Kammermusik des Konzerthausorchesters Berlin


Horenstein Ensemble
Yuan Yu  Flöte
Ralf Forster Klarinette
Ronith Mues Harfe
Avigail Bushakevitz Violine
Jana Krämer-Forster Violine
Matthias Benker Viola
Andreas Timm Violoncello

 

Programm


Ernst Theodor Amadeus Hoffmann (1776 – 1822)
Harfenquintett c-Moll
Allegro moderato
Adagio
Allegro

 

Wolfgang Amadeus Mozart (1756 – 1791)
Flötenquartett D-Dur KV 285
Allegro
Adagio
Rondeau. Allegretto


PAUSE


Herbert Howells (1892 – 1983)
Rhapsodic Quintet für Klarinette und Streichquartett op. 31
 

William Alwyn (1905 – 1985)
„Naiades“ – Fantasie-Sonate für Flöte und Harfe
 

Claude Debussy (1862 – 1918)
Première Rhapsodie, für Klarinette und Kammerensemble bearbeitet von Sylvain Blassel

Harfe spielendes Multitalent

E.T.A. Hoffmanns Harfenquintett

1795 schreibt Ernst Theodor Wilhelm Hoffmann an einen Jugendfreund: „Weisst Du, dass ich auf der Harfe spiele? […] Wenn ich von mir selbst abhinge, würd’ ich Componist.“ Doch welcher 19-Jährige hängt schon „von sich selbst ab“, zumal am Ende des 18. Jahrhunderts? Also folgt der Sohn eines Königsberger Hofgerichtsadvokaten erst einmal der Familientradition und wird Jurist. 1798 geht er als Kammergerichtsrat nach Berlin, wo er zwei Jahre bleibt und nach kürzeren Zwischenaufenthalten von 1814 bis zu seinem Tod lebt. Ab Mitte 1815 wohnt er direkt am Gendarmenmarkt an der Charlottenstraße, Ecke Taubenstraße. Sein Stammlokal hier wird das Lutter & Wegner.

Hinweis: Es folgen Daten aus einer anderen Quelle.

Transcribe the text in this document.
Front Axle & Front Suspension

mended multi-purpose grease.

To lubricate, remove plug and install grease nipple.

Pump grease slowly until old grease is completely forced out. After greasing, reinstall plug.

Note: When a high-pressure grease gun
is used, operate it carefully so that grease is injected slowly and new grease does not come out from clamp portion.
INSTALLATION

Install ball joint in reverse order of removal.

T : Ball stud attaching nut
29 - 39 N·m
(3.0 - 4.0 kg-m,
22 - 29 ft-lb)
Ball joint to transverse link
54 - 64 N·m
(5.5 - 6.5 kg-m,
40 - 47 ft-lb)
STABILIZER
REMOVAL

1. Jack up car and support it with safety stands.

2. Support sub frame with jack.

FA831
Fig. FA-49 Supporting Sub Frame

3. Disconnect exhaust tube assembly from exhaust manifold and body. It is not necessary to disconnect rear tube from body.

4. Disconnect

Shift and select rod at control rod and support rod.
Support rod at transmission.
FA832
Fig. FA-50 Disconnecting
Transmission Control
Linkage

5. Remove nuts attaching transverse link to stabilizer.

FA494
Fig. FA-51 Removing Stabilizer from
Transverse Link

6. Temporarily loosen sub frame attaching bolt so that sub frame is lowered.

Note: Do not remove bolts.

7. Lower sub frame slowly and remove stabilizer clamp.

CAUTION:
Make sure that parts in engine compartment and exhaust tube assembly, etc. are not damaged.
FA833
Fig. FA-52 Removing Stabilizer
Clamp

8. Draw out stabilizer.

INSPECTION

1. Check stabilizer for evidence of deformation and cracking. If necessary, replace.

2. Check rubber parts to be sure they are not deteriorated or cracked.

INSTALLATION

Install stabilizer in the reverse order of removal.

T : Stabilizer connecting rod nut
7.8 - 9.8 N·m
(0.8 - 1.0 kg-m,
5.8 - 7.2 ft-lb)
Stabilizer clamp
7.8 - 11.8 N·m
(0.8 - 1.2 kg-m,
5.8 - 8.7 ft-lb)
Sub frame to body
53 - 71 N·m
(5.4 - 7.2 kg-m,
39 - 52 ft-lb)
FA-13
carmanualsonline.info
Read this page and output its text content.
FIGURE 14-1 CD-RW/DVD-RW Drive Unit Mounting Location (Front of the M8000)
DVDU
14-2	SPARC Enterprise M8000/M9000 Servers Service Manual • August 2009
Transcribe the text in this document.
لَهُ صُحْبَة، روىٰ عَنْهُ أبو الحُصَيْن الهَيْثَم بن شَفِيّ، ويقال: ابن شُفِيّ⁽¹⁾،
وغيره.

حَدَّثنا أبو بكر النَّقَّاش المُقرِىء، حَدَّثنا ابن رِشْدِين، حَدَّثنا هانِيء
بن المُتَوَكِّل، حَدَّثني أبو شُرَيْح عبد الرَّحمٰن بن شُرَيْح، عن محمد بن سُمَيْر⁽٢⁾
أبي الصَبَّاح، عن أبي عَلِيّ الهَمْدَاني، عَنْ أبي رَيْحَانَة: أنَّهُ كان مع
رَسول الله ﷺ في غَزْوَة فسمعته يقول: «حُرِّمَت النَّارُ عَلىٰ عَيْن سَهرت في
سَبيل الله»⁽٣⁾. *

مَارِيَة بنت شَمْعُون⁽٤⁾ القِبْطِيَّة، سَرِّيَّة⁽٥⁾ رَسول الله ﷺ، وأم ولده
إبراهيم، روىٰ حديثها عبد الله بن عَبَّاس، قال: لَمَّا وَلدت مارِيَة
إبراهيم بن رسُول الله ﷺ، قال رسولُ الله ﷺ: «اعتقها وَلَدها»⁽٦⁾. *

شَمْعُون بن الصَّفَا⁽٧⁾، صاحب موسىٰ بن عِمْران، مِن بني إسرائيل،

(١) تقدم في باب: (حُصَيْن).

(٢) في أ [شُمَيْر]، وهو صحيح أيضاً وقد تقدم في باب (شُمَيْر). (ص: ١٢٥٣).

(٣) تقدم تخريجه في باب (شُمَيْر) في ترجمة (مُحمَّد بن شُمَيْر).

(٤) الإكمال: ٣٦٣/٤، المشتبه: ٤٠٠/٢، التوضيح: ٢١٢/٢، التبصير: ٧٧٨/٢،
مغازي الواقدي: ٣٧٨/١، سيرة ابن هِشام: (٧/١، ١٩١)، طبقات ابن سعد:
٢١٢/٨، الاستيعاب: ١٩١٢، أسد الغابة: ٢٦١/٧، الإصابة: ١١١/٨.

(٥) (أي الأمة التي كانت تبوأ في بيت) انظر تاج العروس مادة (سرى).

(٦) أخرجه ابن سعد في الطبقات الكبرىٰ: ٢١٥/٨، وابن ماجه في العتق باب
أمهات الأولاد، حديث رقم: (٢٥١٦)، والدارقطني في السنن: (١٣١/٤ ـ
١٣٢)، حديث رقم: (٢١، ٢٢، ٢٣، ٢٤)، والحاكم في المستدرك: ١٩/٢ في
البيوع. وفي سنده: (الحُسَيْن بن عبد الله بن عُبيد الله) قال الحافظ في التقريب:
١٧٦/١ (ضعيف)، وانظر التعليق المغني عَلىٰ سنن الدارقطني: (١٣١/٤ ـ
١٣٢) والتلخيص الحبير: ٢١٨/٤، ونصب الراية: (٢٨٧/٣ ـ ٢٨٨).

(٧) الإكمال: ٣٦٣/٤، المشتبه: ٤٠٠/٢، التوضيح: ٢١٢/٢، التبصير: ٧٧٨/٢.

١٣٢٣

Hoffmann wird vor allem als Schriftsteller berühmt, macht aber auch als Zeichner und Karikaturist von sich reden, arbeitet als Musikkritiker, versucht sich als Kapellmeister und hat als Komponist ein gar nicht kleines Œuvre hinterlassen. In Bronze gegossen kehrt der Vielbegabte schon 2009 an diesen Platz zurück. Am heutigen Abend ist er mit seinem charmanten Harfenquintett von seiner musikalischen Seite zu erleben. Als Hoffmann dieses Werk 1807 in Warschau zu Papier bringt, hat er als glühender Mozart-Verehrer seinen Vornamen Wilhelm bereits gegen Amadeus getauscht.

Mannheimer Auftragswerk

Mozarts Flötenquintett

Vermutlich hätte es E.T.A. Hoffmann unbändig gefreut, sich im heutigen Programm mit ebenjenem Amadeus vergesellschaftet zu sehen. Die ebenso schwungvoll-heitere wie tiefgründige Komposition, mit der Mozart hier vertreten ist, spricht im Zusammenhang mit der immer wieder kolportierten Behauptung, er habe die Flöte gehasst, ihre ganz eigene Sprache. Entstanden ist dieses D-Dur-Quartett 1777 in Mannheim, wo Mozart auf dem Weg nach Paris Station macht. Hier lernt er den Bonner Mediziner und Amateurflötisten Ferdinand de Jean kennen, der bei ihm für ein stattliches Honorar „3 kleine, leichte, und kurze Concertln und ein Paar quattro auf die flötte“ bestellte. Doch Mozart erfüllt diesen lukrativen Auftrag nur zum Teil und rechtfertigt sich gegenüber dem gestrengen Vater damit, dass er „gleich stuff [= widerwillig]“ werde, „wenn ich immer für ein instrument | das ich nicht leiden kan: | schreiben soll.“ Später scheint er diese Worte zum Glück wieder vergessen zu haben – man denke nur an das „Et incarnatus est“ seiner c-Moll-Messe oder „Die Zauberflöte“.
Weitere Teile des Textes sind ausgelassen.